И загудело в трубке.
Иван Иванович нацепил трубку на рычаг и ошалело уставился на крючок для подвешивания ручной клади, словно надеялся, что желтый портфель с чернильным пятном около застежки каким-то образом вдруг объявится на крючке.
Но портфель не объявился. Крючок торчал из стены бесстыдно голенький. Иван Иванович в сердцах хватил по нему кулаком и пребольно зашиб руку.
«Дурак я, дурак! — мысленно осудил себя Иван Иванович, усердно дуя на сбитые в кровь костяшки пальцев. — И с чего я так распсиховался, спрашивается? Будто никто, кроме меня и машинистки, моего сценария в глаза не видел. А редакторша моя? Да она этот сценарий должна лучше самого меня знать, досконально помнить, что я там такое сочинил. Ну-ка, который час?»
И только Иван Иванович намерился взглянуть на часы, как дверь автоматной будки распахнулась, горячо дохнуло кислым духом суточных щей, и глухой бас прогремел над Иваном Ивановичем следующие справедливые слова:
— Ты что здесь, прописался, козел?
И одновременно с этими словами на огромной волосатой руке сунулся под нос Ивану Ивановичу циферблат наручных часов, стрелки которого обозначали около четверти двенадцатого.
Пока обладатель глухого баса заполнял будку, Иван Иванович быстро вычислил в уме, как ему выйти на свою студийную редакторшу Маргариту Аркадьевну Болт.
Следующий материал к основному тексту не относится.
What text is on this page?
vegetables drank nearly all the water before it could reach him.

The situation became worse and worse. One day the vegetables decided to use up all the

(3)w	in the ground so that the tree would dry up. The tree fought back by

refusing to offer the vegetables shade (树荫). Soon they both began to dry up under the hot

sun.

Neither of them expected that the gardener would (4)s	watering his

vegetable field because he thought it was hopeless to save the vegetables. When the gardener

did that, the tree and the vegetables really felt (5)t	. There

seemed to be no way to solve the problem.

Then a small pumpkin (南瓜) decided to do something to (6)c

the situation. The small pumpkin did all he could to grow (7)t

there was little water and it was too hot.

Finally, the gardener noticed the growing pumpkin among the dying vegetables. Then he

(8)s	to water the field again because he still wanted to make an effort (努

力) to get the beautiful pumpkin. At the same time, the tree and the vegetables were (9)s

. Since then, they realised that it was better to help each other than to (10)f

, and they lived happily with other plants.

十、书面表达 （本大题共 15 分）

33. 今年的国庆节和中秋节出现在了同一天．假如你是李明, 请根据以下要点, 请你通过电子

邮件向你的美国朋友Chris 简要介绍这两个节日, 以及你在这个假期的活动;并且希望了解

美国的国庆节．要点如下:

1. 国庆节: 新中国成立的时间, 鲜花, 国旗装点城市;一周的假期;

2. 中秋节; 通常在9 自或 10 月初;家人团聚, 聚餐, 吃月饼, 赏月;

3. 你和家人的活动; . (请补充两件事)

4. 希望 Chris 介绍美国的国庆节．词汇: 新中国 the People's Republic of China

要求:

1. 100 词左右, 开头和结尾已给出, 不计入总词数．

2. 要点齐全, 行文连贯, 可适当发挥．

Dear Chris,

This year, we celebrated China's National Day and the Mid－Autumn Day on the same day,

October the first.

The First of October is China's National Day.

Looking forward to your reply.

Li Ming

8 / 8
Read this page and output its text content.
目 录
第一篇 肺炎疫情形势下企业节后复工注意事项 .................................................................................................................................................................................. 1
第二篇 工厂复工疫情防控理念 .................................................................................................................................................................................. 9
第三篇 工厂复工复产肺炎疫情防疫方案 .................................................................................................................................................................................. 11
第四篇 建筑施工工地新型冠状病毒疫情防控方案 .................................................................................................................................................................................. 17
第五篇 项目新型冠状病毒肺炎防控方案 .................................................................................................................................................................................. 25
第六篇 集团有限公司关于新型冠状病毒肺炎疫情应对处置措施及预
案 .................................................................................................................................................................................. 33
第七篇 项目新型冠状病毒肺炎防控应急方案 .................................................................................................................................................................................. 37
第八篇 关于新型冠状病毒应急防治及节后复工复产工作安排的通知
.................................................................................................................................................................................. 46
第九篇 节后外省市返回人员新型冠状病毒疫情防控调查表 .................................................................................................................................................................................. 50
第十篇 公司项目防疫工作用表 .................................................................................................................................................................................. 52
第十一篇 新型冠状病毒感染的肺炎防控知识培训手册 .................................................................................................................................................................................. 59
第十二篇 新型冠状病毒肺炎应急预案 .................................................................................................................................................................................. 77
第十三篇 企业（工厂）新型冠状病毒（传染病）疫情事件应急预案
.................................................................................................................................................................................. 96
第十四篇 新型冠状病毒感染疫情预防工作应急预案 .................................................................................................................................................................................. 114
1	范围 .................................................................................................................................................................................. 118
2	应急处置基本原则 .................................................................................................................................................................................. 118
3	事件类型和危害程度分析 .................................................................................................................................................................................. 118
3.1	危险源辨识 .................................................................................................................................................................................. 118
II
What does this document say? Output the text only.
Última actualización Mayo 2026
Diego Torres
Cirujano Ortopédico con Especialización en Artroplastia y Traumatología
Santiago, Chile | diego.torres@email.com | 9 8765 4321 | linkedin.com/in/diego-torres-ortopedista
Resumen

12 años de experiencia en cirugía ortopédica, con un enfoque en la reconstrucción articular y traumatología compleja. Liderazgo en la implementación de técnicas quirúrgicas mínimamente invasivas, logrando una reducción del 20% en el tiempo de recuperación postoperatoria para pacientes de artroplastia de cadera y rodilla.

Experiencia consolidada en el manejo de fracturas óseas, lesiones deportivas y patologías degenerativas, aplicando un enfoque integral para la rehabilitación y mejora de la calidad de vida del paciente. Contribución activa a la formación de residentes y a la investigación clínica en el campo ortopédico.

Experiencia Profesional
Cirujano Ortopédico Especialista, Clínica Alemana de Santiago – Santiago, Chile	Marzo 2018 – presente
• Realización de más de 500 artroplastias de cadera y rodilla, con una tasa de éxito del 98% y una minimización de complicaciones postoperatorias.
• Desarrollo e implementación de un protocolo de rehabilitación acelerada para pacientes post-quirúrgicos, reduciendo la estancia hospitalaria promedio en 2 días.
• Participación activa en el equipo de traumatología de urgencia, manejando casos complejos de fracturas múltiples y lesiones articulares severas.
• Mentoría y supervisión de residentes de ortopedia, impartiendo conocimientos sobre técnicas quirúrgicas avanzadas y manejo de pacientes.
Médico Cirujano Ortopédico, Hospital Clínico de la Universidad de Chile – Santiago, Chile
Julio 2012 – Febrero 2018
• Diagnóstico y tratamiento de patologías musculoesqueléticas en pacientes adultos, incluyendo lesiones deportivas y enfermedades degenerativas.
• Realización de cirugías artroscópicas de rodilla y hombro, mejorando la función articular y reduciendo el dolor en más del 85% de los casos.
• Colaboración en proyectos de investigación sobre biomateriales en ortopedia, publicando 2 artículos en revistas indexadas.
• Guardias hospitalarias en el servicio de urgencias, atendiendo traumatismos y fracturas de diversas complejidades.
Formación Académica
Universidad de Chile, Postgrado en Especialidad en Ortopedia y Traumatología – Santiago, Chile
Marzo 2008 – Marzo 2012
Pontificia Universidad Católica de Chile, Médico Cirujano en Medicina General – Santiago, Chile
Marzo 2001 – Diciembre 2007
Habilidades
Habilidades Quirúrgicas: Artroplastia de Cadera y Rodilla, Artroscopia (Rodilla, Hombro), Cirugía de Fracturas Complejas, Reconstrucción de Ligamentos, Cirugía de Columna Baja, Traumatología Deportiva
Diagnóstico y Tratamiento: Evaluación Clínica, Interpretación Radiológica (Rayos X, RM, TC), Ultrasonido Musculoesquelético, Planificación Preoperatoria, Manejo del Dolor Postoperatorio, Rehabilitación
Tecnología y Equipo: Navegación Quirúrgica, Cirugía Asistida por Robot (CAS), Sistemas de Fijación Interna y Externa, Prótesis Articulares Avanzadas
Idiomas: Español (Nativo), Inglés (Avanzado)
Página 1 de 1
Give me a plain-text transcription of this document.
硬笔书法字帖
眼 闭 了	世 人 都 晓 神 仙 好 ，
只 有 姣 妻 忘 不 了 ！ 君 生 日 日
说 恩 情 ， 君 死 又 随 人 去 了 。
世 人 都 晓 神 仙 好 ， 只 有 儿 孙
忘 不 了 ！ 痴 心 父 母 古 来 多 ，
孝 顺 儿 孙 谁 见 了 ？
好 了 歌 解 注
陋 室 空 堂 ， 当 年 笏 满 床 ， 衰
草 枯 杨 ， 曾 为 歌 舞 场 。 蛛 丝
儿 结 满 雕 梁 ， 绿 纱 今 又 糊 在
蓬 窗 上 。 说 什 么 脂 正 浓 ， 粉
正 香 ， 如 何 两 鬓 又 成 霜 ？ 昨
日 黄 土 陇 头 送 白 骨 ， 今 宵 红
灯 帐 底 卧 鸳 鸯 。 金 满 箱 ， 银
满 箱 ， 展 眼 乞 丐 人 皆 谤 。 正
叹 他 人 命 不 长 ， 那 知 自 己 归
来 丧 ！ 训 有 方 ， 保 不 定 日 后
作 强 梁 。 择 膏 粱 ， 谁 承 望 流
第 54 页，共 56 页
«На студию ехать не стоит, — прикинул Иван Иванович. — С десяти до двенадцати она скорее всего на каком-нибудь совещании. А если никаких совещаний нет, то и ее нет. А после двенадцати…» Тут Иван Иванович даже присвистнул, представив себе, как он разыскивает редакторшу на киностудии. «Только что тут проходила», — удивляются люди, снующие по бесконечно длинным коридорам. Придется периодически возвращаться в кабинет редакторши и там слышать от неизвестно чем занятых в редакторском кабинете незнакомых мужчин: «Она только что вышла». А если попробовать передать, что он, Распятин, ее разыскивает, незнакомцы тут же ответят, что сами собираются уходить.
«Самое верное — домой ей сейчас позвонить, — подытожил Иван Иванович свои вычисления, — все-таки больше вероятности застать».
И через некоторое время он снова водворился в будке. Трубка попахивала кислой капустой, но телефон, словно устыдившись прошлого своего безобразия, заработал исправно. Иван Иванович терпеливо слушал долгие гудки и был вознагражден:
— Да?
— Маргарита Аркадьевна?
— Ну я. Кто это?
— Это Распятин. Здравствуйте!
— А-а… Вы по поводу аванса? Я уже убегаю на студию, — привычно соврала Маргарита Аркадьевна непослушным со сна голосом.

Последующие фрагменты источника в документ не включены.